Journey towards Lenten Season

Every year, Ash Wednesday denotes the beginning of Lent and is always 46 days before Easter Sunday. Lent is a 40-day season (not counting Sundays) marked by repentance, fasting, reflection, and ultimately celebration. The 40-day period represents Christ’s time of temptation in the wilderness, where he fasted and where Satan tempted him. Lent asks believers to set aside a time each year for similar fasting, marking an intentional season of focus on Christ’s life, ministry, sacrifice, and resurrection.

Lent is the period of 40 days which comes before Easter in the Christian calendar. Start on Ash Wednesday, Lent is a period of reflection and preparation before the festivities of Easter. By observing the 40 days of Lent, Christians redo Jesus Christ’s sacrifice and withdrawal into the desert for 40 days. Lent is marked by fasting, both from food and festivities.

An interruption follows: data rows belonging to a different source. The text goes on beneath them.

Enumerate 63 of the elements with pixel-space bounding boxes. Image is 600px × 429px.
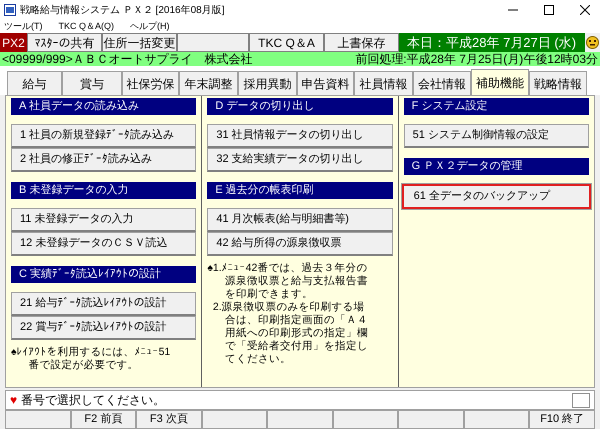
function-key[interactable] [202,410,268,428]
heart-icon: ♥ [10,391,18,409]
last-processed-time: 前回処理:平成28年 7月25日(月)午後12時03分 [355,51,598,68]
menu-item[interactable]: ツール(T) [4,20,42,34]
tab[interactable]: 戦略情報 [529,71,587,95]
menu-button[interactable]: 1 社員の新規登録ﾃﾞｰﾀ読み込み [11,124,196,148]
menu-button[interactable]: 11 未登録データの入力 [11,208,196,232]
function-key[interactable] [398,410,464,428]
tab[interactable]: 賞与 [62,71,122,95]
menu-item[interactable]: ヘルプ(H) [130,20,170,34]
spade-icon: ♠ [11,346,17,372]
menu-button[interactable]: 31 社員情報データの切り出し [207,124,393,148]
tab[interactable]: 社員情報 [354,71,413,95]
menu-button[interactable]: 61 全データのバックアップ [402,184,591,209]
toolbar-button[interactable]: 住所一括変更 [102,33,177,52]
brand-label: PX2 [0,33,27,52]
menu-button[interactable]: 41 月次帳表(給与明細書等) [207,208,393,232]
menu-button[interactable]: 51 システム制御情報の設定 [404,124,589,148]
menu-item[interactable]: TKC Q＆A(Q) [58,20,114,34]
function-key[interactable] [332,410,398,428]
mascot-icon[interactable] [586,36,599,49]
input-field[interactable] [572,392,590,408]
function-key[interactable]: F3 次頁 [136,410,202,428]
function-key[interactable]: F2 前頁 [70,410,136,428]
tab[interactable]: 採用異動 [238,71,297,95]
note-text: 2.源泉徴収票のみを印刷する場合は、印刷指定画面の「Ａ４用紙への印刷形式の指定」欄で「受給者交付用」を指定してください。 [212,301,369,366]
tab[interactable]: 補助機能 [471,69,529,95]
close-icon[interactable] [580,5,590,15]
today-date: 本日：平成28年 7月27日 (水) [399,33,585,52]
function-key[interactable] [5,410,71,428]
tab[interactable]: 会社情報 [413,71,471,95]
toolbar-button[interactable] [177,33,249,52]
tab[interactable]: 申告資料 [297,71,354,95]
menu-button[interactable]: 42 給与所得の源泉徴収票 [207,232,393,256]
menu-button[interactable]: 21 給与ﾃﾞｰﾀ読込ﾚｲｱｳﾄの設計 [11,292,196,316]
tab[interactable]: 給与 [7,71,62,95]
note-text: 1.ﾒﾆｭｰ42番では、過去３年分の源泉徴収票と給与支払報告書を印刷できます。 [212,262,369,301]
toolbar-button[interactable]: 上書保存 [324,33,399,52]
section-header: E 過去分の帳表印刷 [207,182,393,199]
app-icon [4,4,16,16]
maximize-icon[interactable] [544,5,554,15]
section-header: G ＰＸ２データの管理 [404,158,589,175]
menu-button[interactable]: 22 賞与ﾃﾞｰﾀ読込ﾚｲｱｳﾄの設計 [11,316,196,340]
company-name: <09999/999>ＡＢＣオートサプライ 株式会社 [2,51,253,68]
section-header: F システム設定 [404,98,589,115]
function-key[interactable] [464,410,530,428]
tab[interactable]: 年末調整 [179,71,238,95]
note-text: ﾚｲｱｳﾄを利用するには、ﾒﾆｭｰ51番で設定が必要です。 [16,346,172,372]
tab[interactable]: 社保労保 [122,71,179,95]
section-header: B 未登録データの入力 [11,182,196,199]
section-header: C 実績ﾃﾞｰﾀ読込ﾚｲｱｳﾄの設計 [11,266,196,283]
menu-button[interactable]: 2 社員の修正ﾃﾞｰﾀ読み込み [11,148,196,172]
status-message: 番号で選択してください。 [21,392,166,409]
function-key[interactable]: F10 終了 [529,410,595,428]
toolbar-button[interactable]: TKC Q＆A [249,33,324,52]
toolbar-button[interactable]: ﾏｽﾀｰの共有 [27,33,102,52]
menu-button[interactable]: 12 未登録データのＣＳＶ読込 [11,232,196,256]
function-key[interactable] [267,410,333,428]
section-header: D データの切り出し [207,98,393,115]
window-title: 戦略給与情報システム ＰＸ２ [2016年08月版] [20,4,226,18]
section-header: A 社員データの読み込み [11,98,196,115]
menu-button[interactable]: 32 支給実績データの切り出し [207,148,393,172]
spade-icon: ♠ [207,262,213,366]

Today, several Catholics fast and abstain only on Ash Wednesday and Friday of the Lord’s Passion and abstain from flesh meat on other Fridays of Lent, which is the least mandatory by the teachings of the Church. In early times, nevertheless, the forty-day period of Lent sometimes involved extended and more austere fasts, as some Catholics practice today. For example, some Catholics fasted each of the forty days (except for Sunday and sometimes Saturdays) up to the ninth hour or 3:00 p.m., which is the hour that Christ gave up his spirit on the cross (Matt 27:50). The intent was to unite one’s suffering through fasting to the passion of Christ. Since our Lord’s suffering ended at the ninth hour, so too was the fast ended at that hour. St. Athanasius recommended in his Festal Letter (AD 331) that Christians engage in a forty-day fast prior to a stricter fast during Holy Week.

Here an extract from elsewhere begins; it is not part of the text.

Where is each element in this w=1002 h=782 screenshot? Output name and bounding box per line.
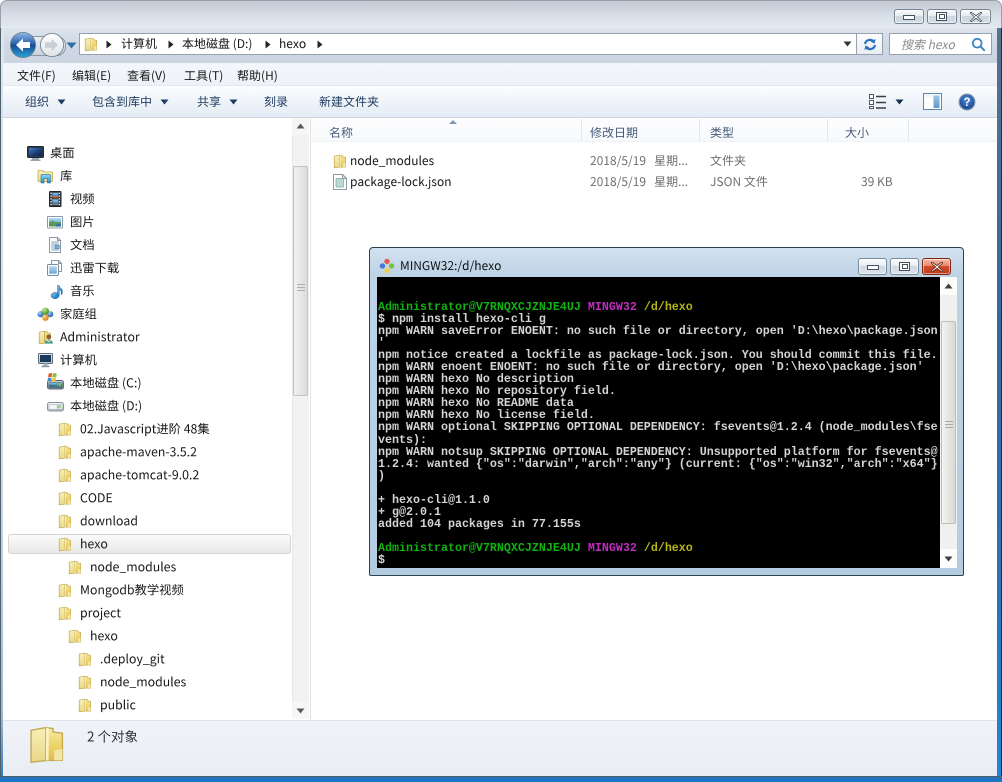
svg-text:?: ? xyxy=(963,97,970,109)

Abstinence laws consider that meat comes only from animals such as chickens, cows, sheep or pigs–all of which live on land. Abstinence does not include meat juices and liquid foods made from meat. Thus, such foods as chicken broth, consommé, soups cooked or flavored with meat, meat gravies or sauces, as well as seasonings or condiments made from animal fat are technically not forbidden. However, moral theologians have traditionally taught that we should abstain from all animal-derived products (except foods such as gelatin, butter, cheese and eggs, which do not have any meat taste). Fish are a different category of animal. Salt and freshwater species of fish, amphibians, reptiles, (cold-blooded animals) and shellfish are permitted.

Throughout Lent, Catholics are also encouraged to carry out some sort of personal penance or abstinence. Examples include giving up sweets, a favorite TV show or not listening to the radio in the car on the way to work. Giving up these things isn’t some sort of endurance test, but these acts are done to draw the faithful closer to Christ.

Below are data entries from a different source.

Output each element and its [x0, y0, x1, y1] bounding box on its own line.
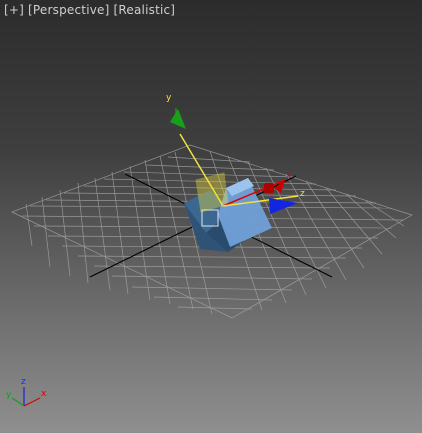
perspective-viewport[interactable]: [+] [Perspective] [Realistic] y x z z x …	[0, 0, 422, 433]
viewport-shading-menu[interactable]: [Realistic]	[114, 3, 176, 17]
viewport-plus-menu[interactable]: [+]	[4, 3, 24, 17]
gizmo-x-label: x	[286, 171, 292, 181]
gizmo-z-label: z	[300, 189, 305, 199]
tripod-x-label: x	[41, 389, 47, 399]
viewport-scene: y x z z x y	[6, 93, 413, 407]
tripod-y-label: y	[6, 390, 12, 400]
viewport-view-menu[interactable]: [Perspective]	[28, 3, 109, 17]
gizmo-y-label: y	[166, 93, 172, 103]
axis-tripod: z x y	[6, 377, 47, 407]
tripod-z-label: z	[21, 377, 26, 387]
viewport-label-menus: [+] [Perspective] [Realistic]	[4, 3, 175, 17]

For example, a person may give up his favorite TV show, but if he simply turns the television to another channel, the Lenten penance really does not mean as much. Instead, the person should consider devoting the spare time to prayer or perhaps his family.

Sundays during Lent are very important to Christians around the world. Where the Monday to Saturday of each of the six week as concerned with fasting and abstinence, the Sunday is a celebration symbolic on Jesus’ resurrection. Instead of fasting, Christians holds feast in the remembrance of the Lord’s sacrifice.